INDIA - Thousands of smaller poultry meat and egg farmers in the state of Andhra Pradesh have left the business because of continuing high feed costs.

The poultry industry in Andhra Pradesh, one of the biggest in the country, is facing the worst crisis in over 30 years, with thousands of small and marginal farmers shutting shop on account of 'abnormal' increases in input cost, particularly feed, according to The Hindu.

Since last year, there was a 100 per cent rise in feed cost, according to K.V.S. Subba Raju, Hyderabad Zonal Chairman of the National Egg Coordination Committee (NECC).

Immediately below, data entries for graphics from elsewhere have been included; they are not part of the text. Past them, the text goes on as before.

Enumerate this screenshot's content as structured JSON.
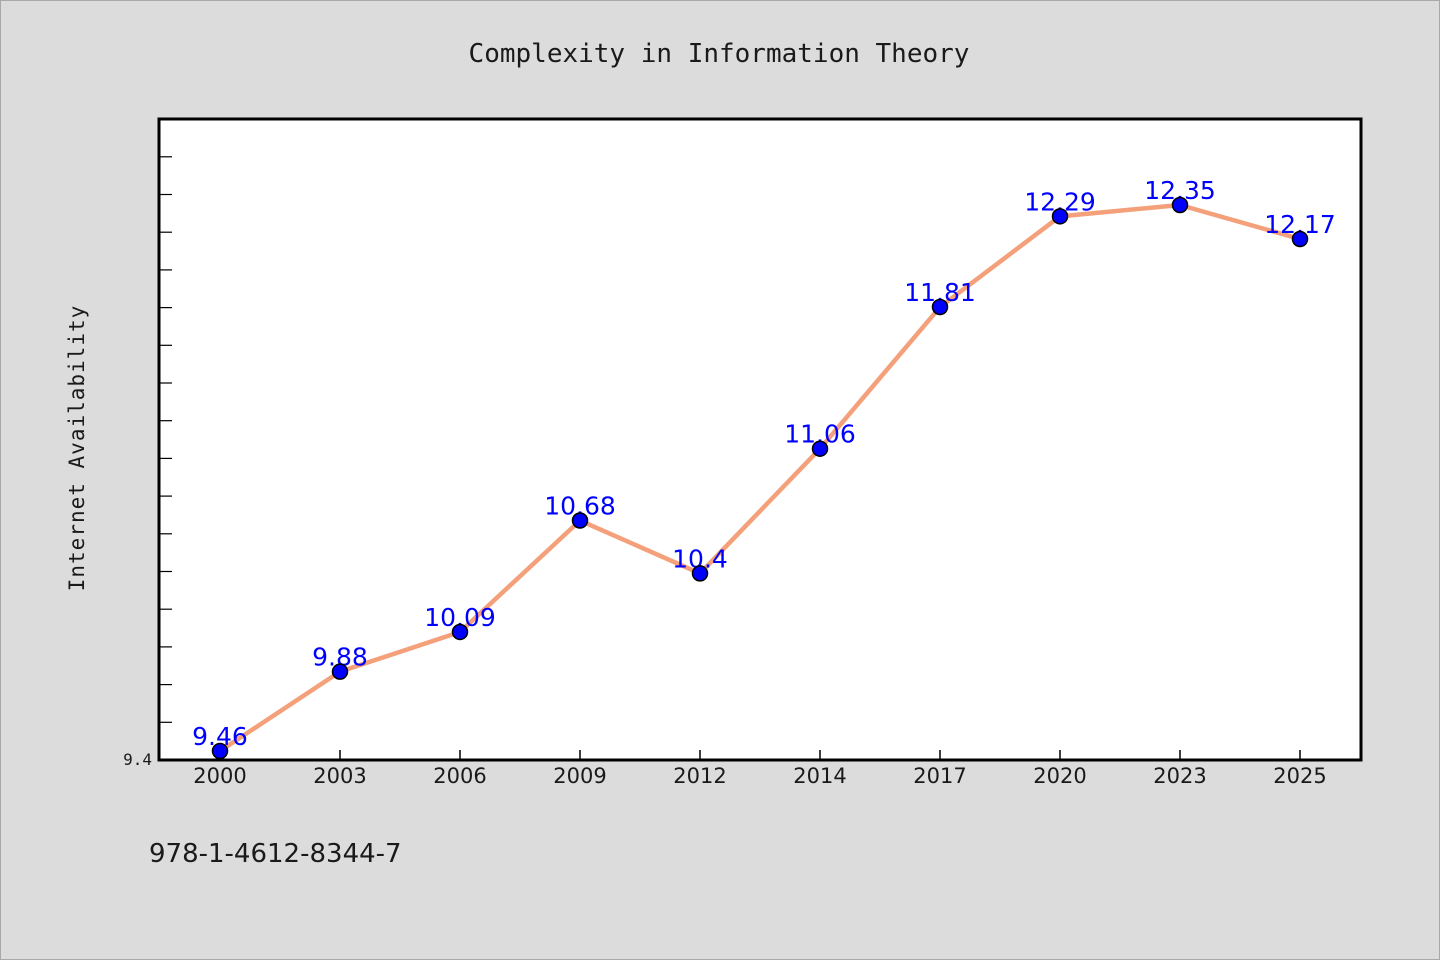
{
  "chart_data": {
    "type": "line",
    "title": "Complexity in Information Theory",
    "xlabel": "",
    "ylabel": "Internet Availability",
    "categories": [
      "2000",
      "2003",
      "2006",
      "2009",
      "2012",
      "2014",
      "2017",
      "2020",
      "2023",
      "2025"
    ],
    "series": [
      {
        "values": [
          9.46,
          9.88,
          10.09,
          10.68,
          10.4,
          11.06,
          11.81,
          12.29,
          12.35,
          12.17
        ]
      }
    ],
    "data_labels": [
      "9.46",
      "9.88",
      "10.09",
      "10.68",
      "10.4",
      "11.06",
      "11.81",
      "12.29",
      "12.35",
      "12.17"
    ],
    "yticks": [
      {
        "value": 9.4,
        "label": "9.4"
      }
    ],
    "ylim": [
      9.4,
      12.8
    ],
    "grid": false,
    "colors": {
      "line": "#f4a07a",
      "marker": "#0000ff",
      "marker_edge": "#000000",
      "label": "#0000ff",
      "background": "#dcdcdc",
      "plot_background": "#ffffff"
    }
  },
  "footer": {
    "isbn": "978-1-4612-8344-7"
  }
}
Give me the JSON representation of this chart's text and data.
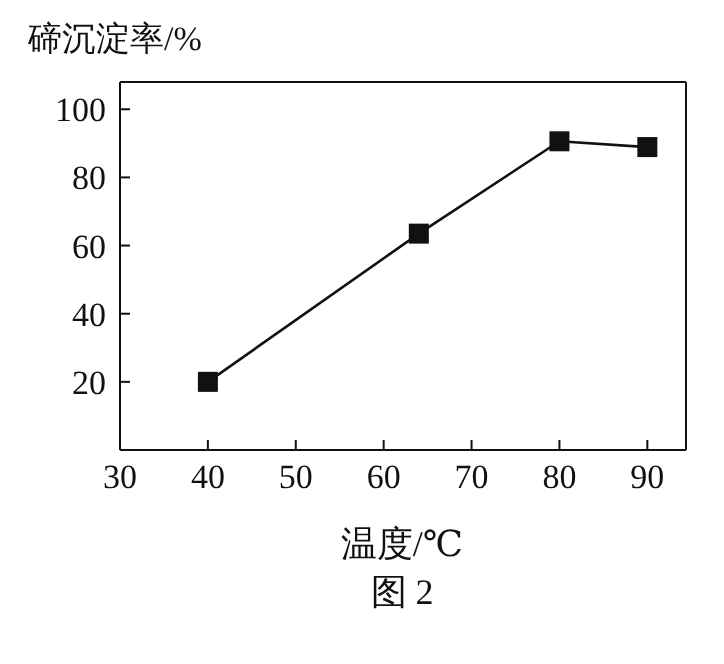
{
  "chart_data": {
    "type": "line",
    "ylabel": "碲沉淀率/%",
    "xlabel": "温度/℃",
    "annotations": [
      "图 2"
    ],
    "x": [
      40,
      64,
      80,
      90
    ],
    "series": [
      {
        "color": "#111111",
        "values": [
          20,
          63.5,
          90.6,
          88.9
        ]
      }
    ],
    "xlim": [
      30,
      94.4
    ],
    "xticks": [
      30,
      40,
      50,
      60,
      70,
      80,
      90
    ],
    "ylim": [
      0,
      108
    ],
    "yticks": [
      20,
      40,
      60,
      80,
      100
    ],
    "marker": "square",
    "line_style": "solid",
    "grid": false,
    "legend": false
  }
}
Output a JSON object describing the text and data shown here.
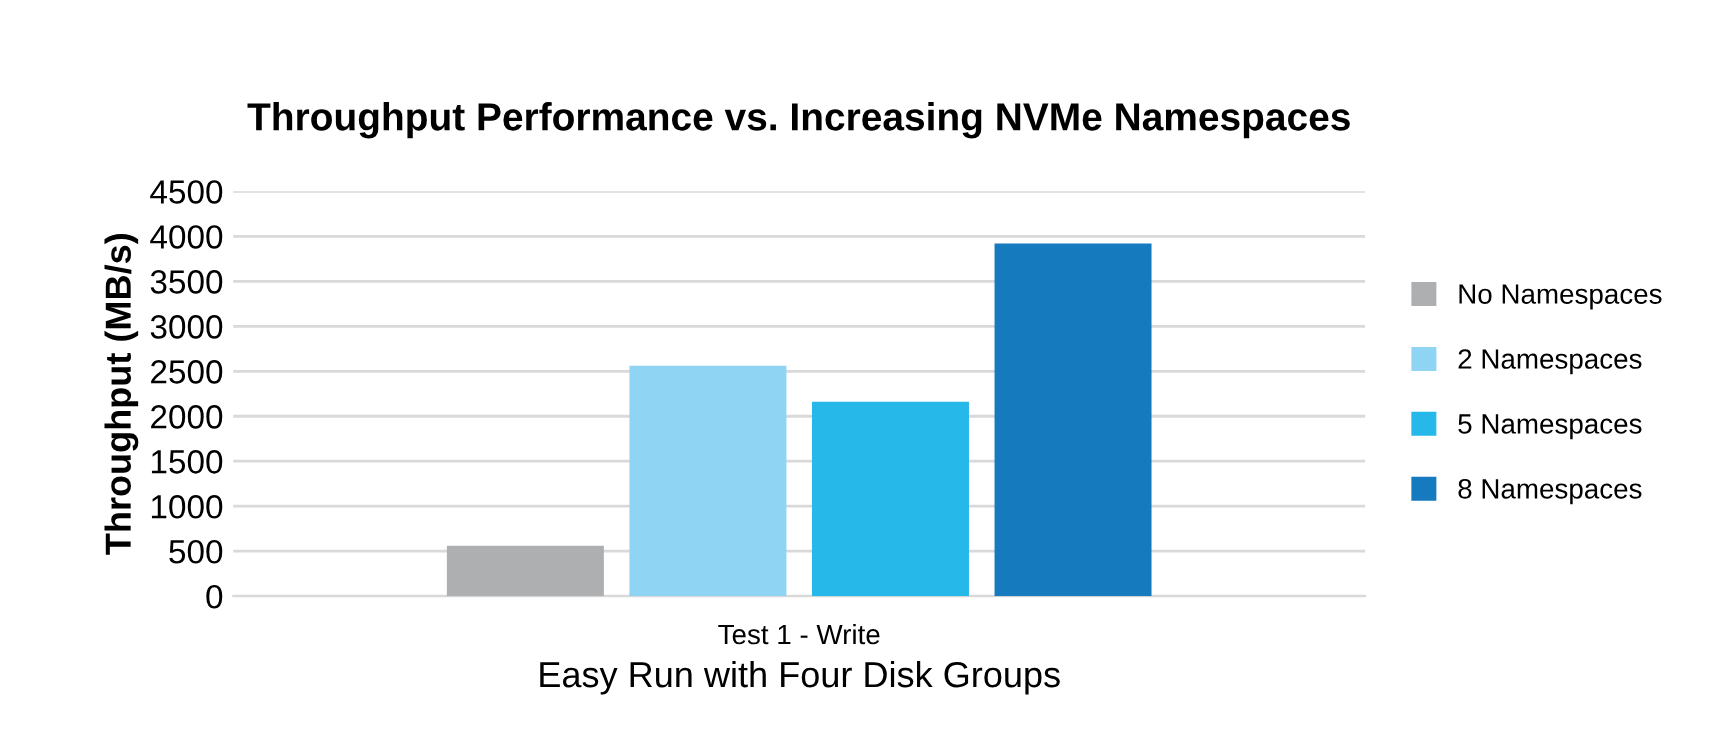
{
  "chart_data": {
    "type": "bar",
    "title": "Throughput Performance vs. Increasing NVMe Namespaces",
    "ylabel": "Throughput (MB/s)",
    "xlabel": "Easy Run with Four Disk Groups",
    "categories": [
      "Test 1 - Write"
    ],
    "series": [
      {
        "name": "No Namespaces",
        "color": "#adafb0",
        "values": [
          560
        ]
      },
      {
        "name": "2 Namespaces",
        "color": "#8fd5f3",
        "values": [
          2560
        ]
      },
      {
        "name": "5 Namespaces",
        "color": "#27b8ea",
        "values": [
          2160
        ]
      },
      {
        "name": "8 Namespaces",
        "color": "#167abf",
        "values": [
          3920
        ]
      }
    ],
    "ylim": [
      0,
      4500
    ],
    "yticks": [
      0,
      500,
      1000,
      1500,
      2000,
      2500,
      3000,
      3500,
      4000,
      4500
    ],
    "grid": "y",
    "legend": "right"
  }
}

He told The Hindu that a tonne of soybean meal now costs 25,000 rupees (INR), as against INR 12,5000 to 13,000 in October/November last year. Similarly, a tonne of de-oiled groundnut cake is INR 21,000 to 22,000, in sharp contrast to INR 11,500 in 2008. The maize support price to be paid by a small farmers is now INR 800 after taxes, almost twice as much as the INR 450 to 500 about two years back.

Mr Raju expressed concern over the rising prices of the poultry feed ingredients which was forcing thousands of small/marginal egg and chicken growers to close shop. "The price of feed has become a major factor of daily uncertainty facing the industry in the State, as a result of which units being run by small and marginal are just collapsing, their running having become unviable," he said.

He explained that a farmer had to get INR 60 for a kilo of broiler to break even but the current price is INR 58 per kilo. It is increasingly difficult for small and marginal producers to continue since there was no guarantee of survival. As a consequence, production of both eggs and chicken are down, Mr Raju stated. The current cost of producing an egg by a farmer was INR 2.25, whereas it was being sold for INR 1.76, minus the commission of the middleman.

As a solution to tide over the crisis, he wants the government to ban forwarding trading in maize and soya meal immediately, since it was being indulged in by "speculators who blocked their movement by resorting to hoarding".

He told The Hindu that the government should first consider the country's requirements before allowing export of poultry feed ingredients like maize and soya.